Periodic Reporting for period 2 - VRACE (VRACE - Virtual Reality Audio for Cyber Environments)
Período documentado: 2021-03-01 hasta 2023-08-31
The ITN project "VRACE – Virtual Reality Audio for Cyber Environments" establishes a multidisciplinary network that will train the next generation of researchers in the audio part of virtual and augmented reality. An important field of research is the audio part. The importance of sound becomes evident when considering how people orientate themselves in space. Unlike seeing, hearing allows us to perceive instantly from all angles, and plays a leading role in giving us clues where to look at. To support natural orientation in VR, the visual and auditory information has to closely match, as otherwise the illusion is shattered and the experience is not convincing.
With an estimated revenue of $80bn by 2025 ("Virtual & Augmented Reality: Understanding the Race for the Next Computing Platform", Goldman Sachs, Equity Research, Jan. 13th 2016) the demand for trained VR audio experts will increase rapidly. Besides advancing methodologies in this cutting-edge technology, VRACE will train 15 Early Stage Researchers who will multiply and spread this knowledge in industry and academia. VRACE thus gives European industry a competitive edge in this global race.

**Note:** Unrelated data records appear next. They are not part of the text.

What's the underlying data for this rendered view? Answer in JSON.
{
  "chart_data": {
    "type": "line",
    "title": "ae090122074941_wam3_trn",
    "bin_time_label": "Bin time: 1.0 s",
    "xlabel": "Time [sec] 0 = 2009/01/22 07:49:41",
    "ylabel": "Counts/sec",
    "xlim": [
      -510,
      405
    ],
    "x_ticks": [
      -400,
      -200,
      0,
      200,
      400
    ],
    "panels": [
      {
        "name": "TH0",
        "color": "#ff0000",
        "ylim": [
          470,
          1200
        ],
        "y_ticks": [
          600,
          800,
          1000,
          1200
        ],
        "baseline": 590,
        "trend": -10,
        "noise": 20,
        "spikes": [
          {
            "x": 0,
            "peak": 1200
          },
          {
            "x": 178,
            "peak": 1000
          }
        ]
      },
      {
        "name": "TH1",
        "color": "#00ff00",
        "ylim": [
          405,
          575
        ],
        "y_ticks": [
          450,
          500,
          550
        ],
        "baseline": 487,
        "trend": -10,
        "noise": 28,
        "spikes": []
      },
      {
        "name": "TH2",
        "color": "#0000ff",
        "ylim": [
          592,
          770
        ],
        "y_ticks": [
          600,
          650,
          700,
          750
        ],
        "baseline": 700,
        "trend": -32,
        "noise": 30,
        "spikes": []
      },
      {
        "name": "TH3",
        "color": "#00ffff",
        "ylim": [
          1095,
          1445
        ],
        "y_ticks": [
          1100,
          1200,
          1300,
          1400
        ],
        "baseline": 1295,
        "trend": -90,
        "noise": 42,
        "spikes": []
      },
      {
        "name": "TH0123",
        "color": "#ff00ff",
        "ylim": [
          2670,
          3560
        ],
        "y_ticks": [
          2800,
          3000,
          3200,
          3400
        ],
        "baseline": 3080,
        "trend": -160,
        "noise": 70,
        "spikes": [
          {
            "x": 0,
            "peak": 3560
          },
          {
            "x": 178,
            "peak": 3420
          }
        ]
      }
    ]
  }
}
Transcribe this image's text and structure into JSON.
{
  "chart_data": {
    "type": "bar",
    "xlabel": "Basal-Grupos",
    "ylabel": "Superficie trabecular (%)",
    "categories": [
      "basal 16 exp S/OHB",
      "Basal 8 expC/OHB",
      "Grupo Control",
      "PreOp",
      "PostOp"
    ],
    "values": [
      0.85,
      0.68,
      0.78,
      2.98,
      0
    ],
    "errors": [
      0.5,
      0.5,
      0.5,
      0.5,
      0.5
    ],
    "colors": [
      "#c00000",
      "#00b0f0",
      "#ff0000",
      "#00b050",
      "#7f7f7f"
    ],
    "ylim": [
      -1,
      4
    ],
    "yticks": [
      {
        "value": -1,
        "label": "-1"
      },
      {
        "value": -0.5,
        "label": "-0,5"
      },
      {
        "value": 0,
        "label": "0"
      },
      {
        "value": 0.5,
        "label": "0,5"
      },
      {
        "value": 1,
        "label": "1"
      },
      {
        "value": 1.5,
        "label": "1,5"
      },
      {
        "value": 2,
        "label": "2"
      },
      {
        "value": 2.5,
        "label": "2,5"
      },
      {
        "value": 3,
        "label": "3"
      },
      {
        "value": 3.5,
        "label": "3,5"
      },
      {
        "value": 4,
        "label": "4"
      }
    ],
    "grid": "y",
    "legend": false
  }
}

The main objective of this Training Network is to raise VR to a next level beyond gaming and entertainment by benefiting from the critical mass of expertise gathered in this distinguished consortium. Driven and directed by the industrial partners, the consortium strives to make significant progress on the way towards a physically correct virtual reality and thus towards a true world simulation e.g. empowering engineers to enter VR for virtual testing and engineering. Although this network aims at sound experience design, there will be intermediate simulation results having some impact on the visual part of VR. In order to study sound generation, physical modelling of dynamic systems with moving parts and non-stationary fluid motion will be performed. The predicted motion of solid bodies and the dynamic deformation of objects will serve as the source of radiated sound, but simultaneously requires visual rendering in order to become visible and make VR physically correct.

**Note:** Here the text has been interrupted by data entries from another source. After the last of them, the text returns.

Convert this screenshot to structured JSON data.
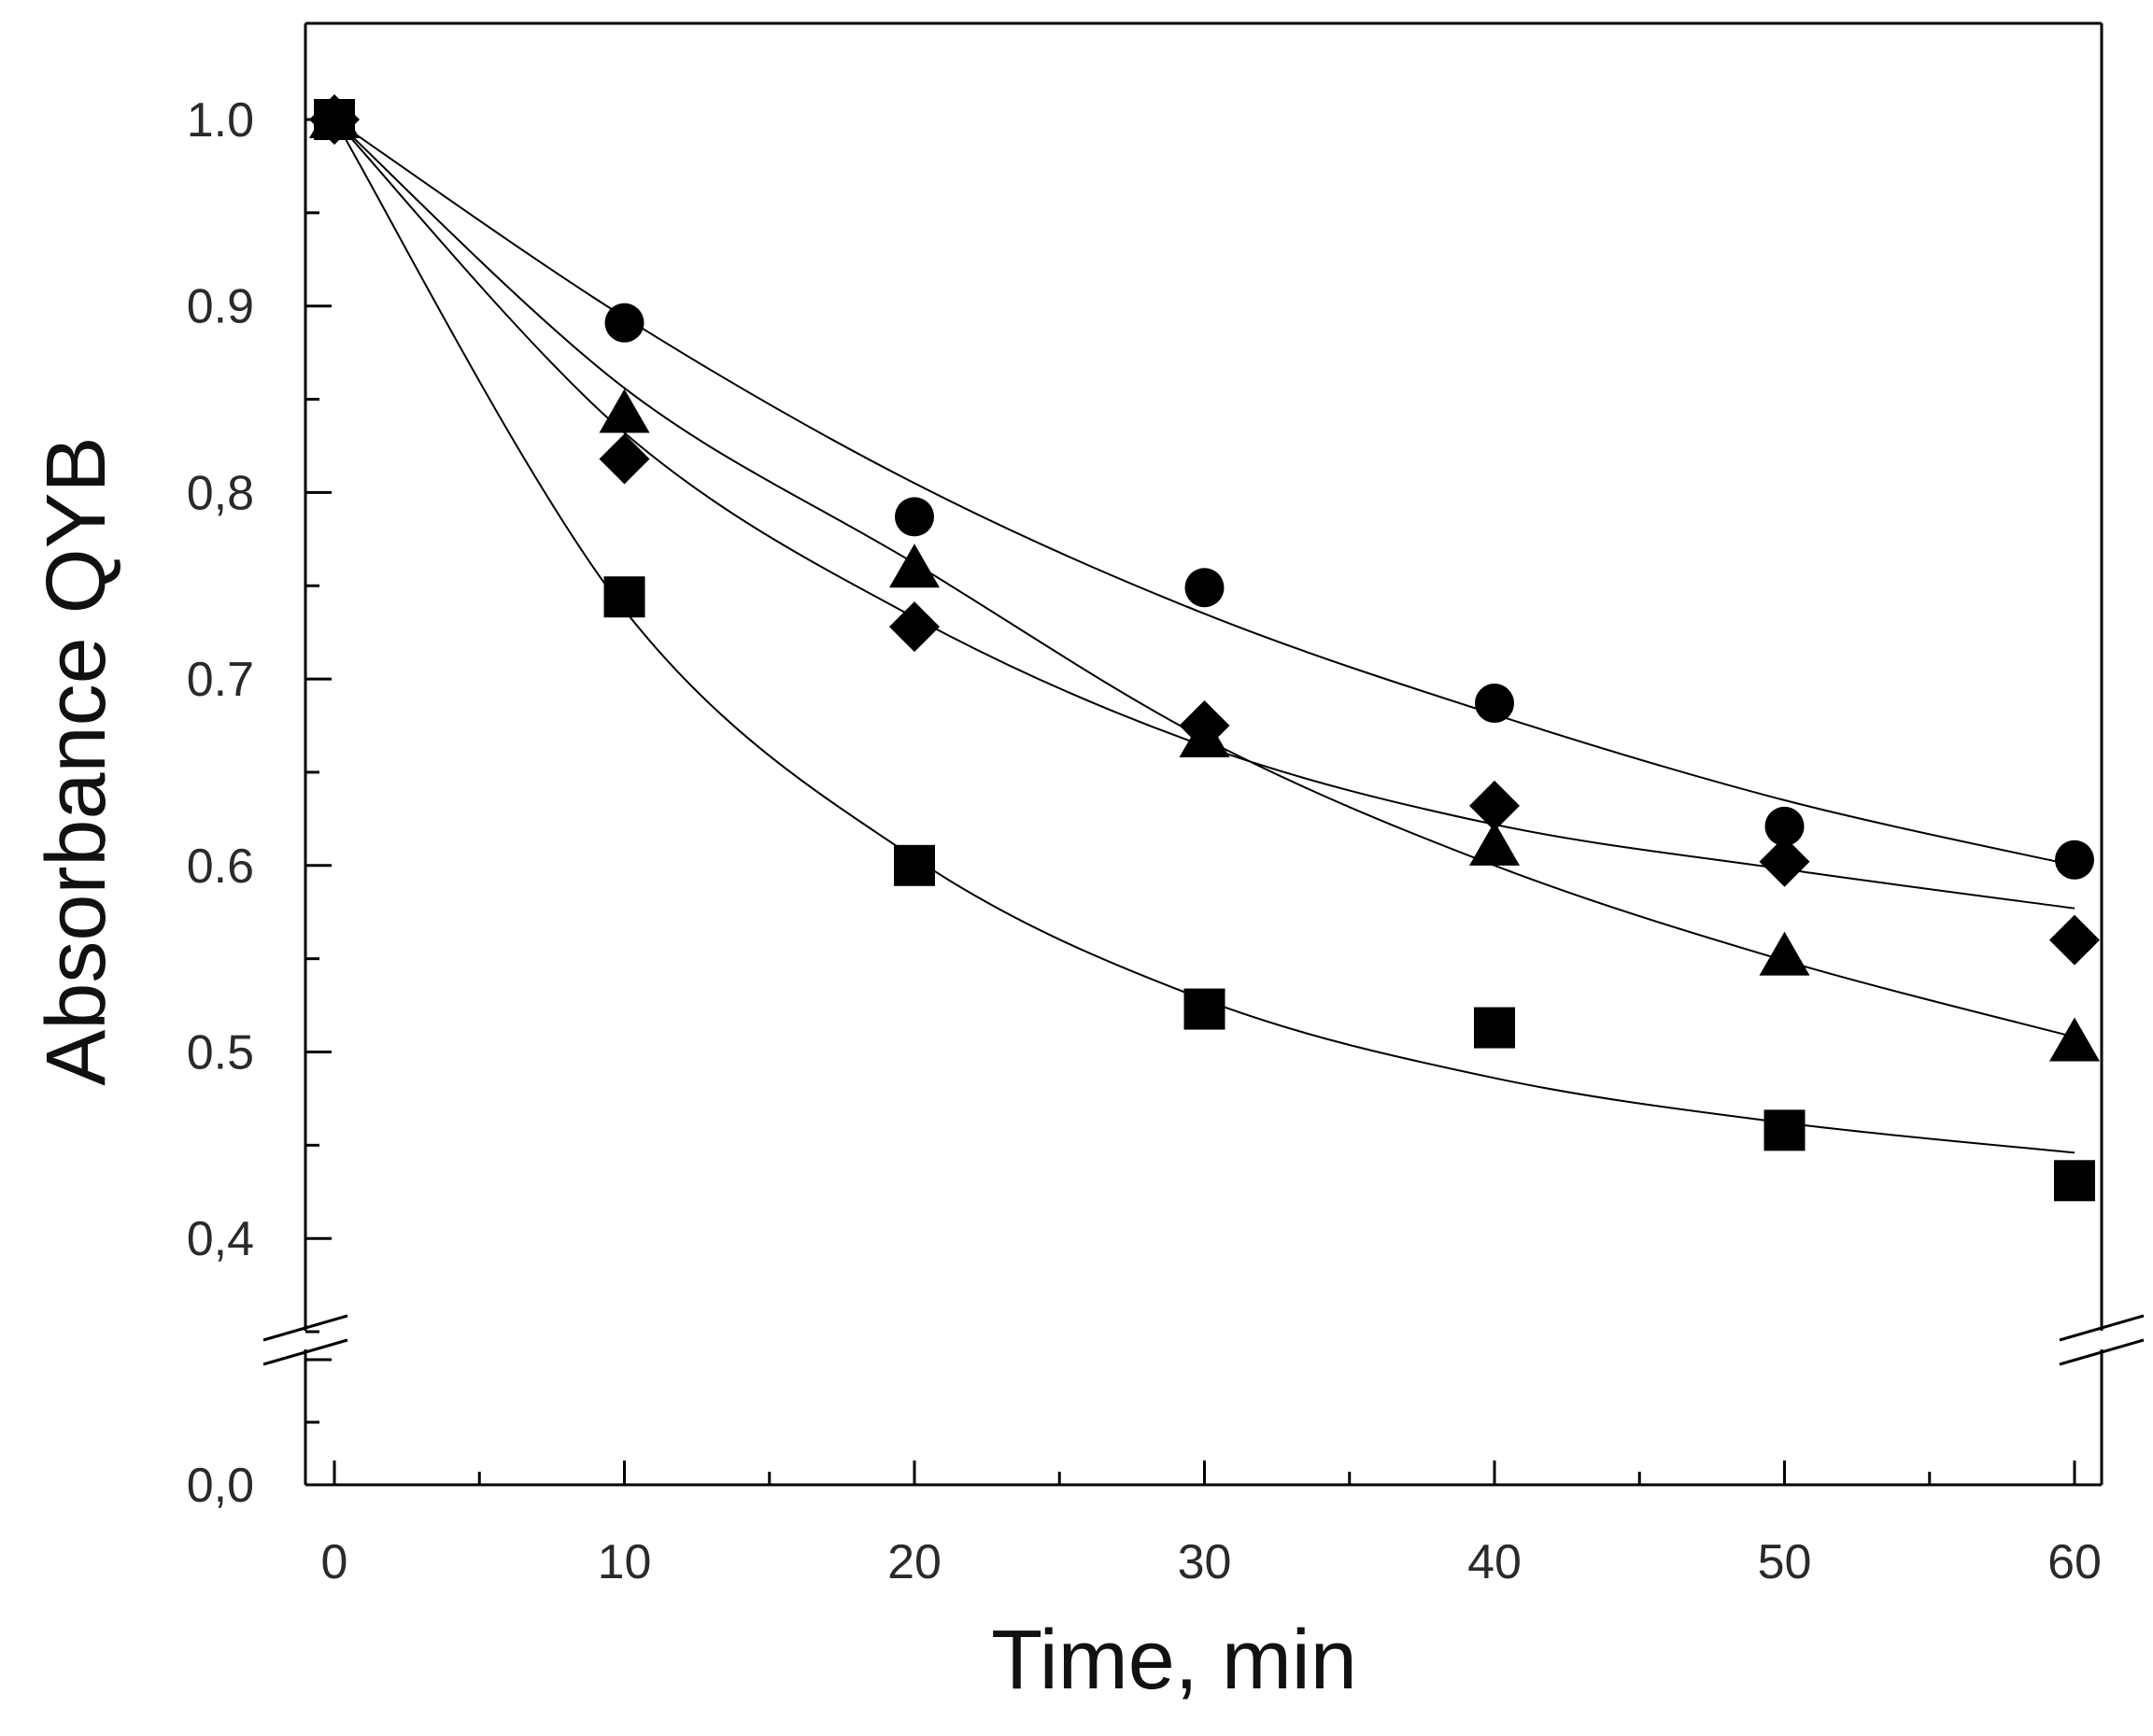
{
  "chart_data": {
    "type": "scatter",
    "title": "",
    "xlabel": "Time, min",
    "ylabel": "Absorbance QYB",
    "xlim": [
      -1,
      61
    ],
    "ylim": [
      0.0,
      1.05
    ],
    "axis_break": {
      "from": 0.35,
      "to": 0.1
    },
    "x_ticks": [
      0,
      10,
      20,
      30,
      40,
      50,
      60
    ],
    "x_tick_labels": [
      "0",
      "10",
      "20",
      "30",
      "40",
      "50",
      "60"
    ],
    "y_ticks": [
      0.4,
      0.5,
      0.6,
      0.7,
      0.8,
      0.9,
      1.0
    ],
    "y_tick_labels": [
      "0,4",
      "0.5",
      "0.6",
      "0.7",
      "0,8",
      "0.9",
      "1.0"
    ],
    "y_zero_label": "0,0",
    "legend": "none",
    "grid": false,
    "x": [
      0,
      10,
      20,
      30,
      40,
      50,
      60
    ],
    "series": [
      {
        "name": "circle",
        "marker": "circle",
        "values": [
          1.0,
          0.891,
          0.787,
          0.749,
          0.687,
          0.621,
          0.603
        ],
        "fit": [
          1.0,
          0.894,
          0.805,
          0.735,
          0.681,
          0.635,
          0.6
        ]
      },
      {
        "name": "triangle",
        "marker": "triangle",
        "values": [
          1.0,
          0.842,
          0.759,
          0.668,
          0.61,
          0.551,
          0.505
        ],
        "fit": [
          1.0,
          0.856,
          0.762,
          0.668,
          0.6,
          0.549,
          0.508
        ]
      },
      {
        "name": "diamond",
        "marker": "diamond",
        "values": [
          1.0,
          0.818,
          0.728,
          0.675,
          0.632,
          0.602,
          0.56
        ],
        "fit": [
          1.0,
          0.832,
          0.733,
          0.664,
          0.622,
          0.598,
          0.577
        ]
      },
      {
        "name": "square",
        "marker": "square",
        "values": [
          1.0,
          0.744,
          0.6,
          0.523,
          0.513,
          0.458,
          0.431
        ],
        "fit": [
          1.0,
          0.737,
          0.604,
          0.528,
          0.486,
          0.462,
          0.446
        ]
      }
    ]
  }
}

Due to the interdisciplinary and intersectoral composition of the network, different partners have different but complementing requirements depending on their interests and their fields of expertise. Musicians need convincing sound simulations, room acousticians need tools for realistic room simulations, engineers dealing with Virtual Acoustics are interested in improving the computational efficiency of the whole audio rendering process. Especially for audio rendering it is essential to take human perception into account. This will ensure that no processing power is being wasted by rendering acoustic details which cannot be heard. Furthermore, perception modelling and psychoacoustic experiments may give clues on how sounds contribute to deepen immersion and make virtual environments more convincing.
Within the second reporting period, research intensified, resulting in advances in the following areas:
- Sound source and sound radiation modelling and characterisation, including sound-source separation;
- Room acoustics and outdoors wave propagation modelling and auralisation, including perceptual studies;
- Measurement and modelling of Head Related Transfer Functions and ear canals, and binaural rendering;
- Perception of complex sound sources, audio-visual latency tolerances and transfer plausibility.
Another five training workshops took place, including a public tutorial course and two VRACE special sessions in academic conferences.
20 Journal papers and 10 Open Datasets have been published and more are planned. Research results have been presented in numerous scientific conferences of various fields related to Virtual Reality, Audio Engineering and Acoustics. Exploitable results include code for sound separation, binaural rendering, sound source modelling and wave propagation, HRTF models (measured and simulated) and room impulse response measurements.
Involvement in the European Acoustics Association (EAA) has aided towards structuring existing training capacities for European PhD-level training, with available courses listed in the EAA website. This raises the quality of training programs due to international competition and comparability of training courses, and due to the scientific exchange and increasing international mobility. Discussions for providing an institutional framework for basic research and exchange of know-how has also been initiated.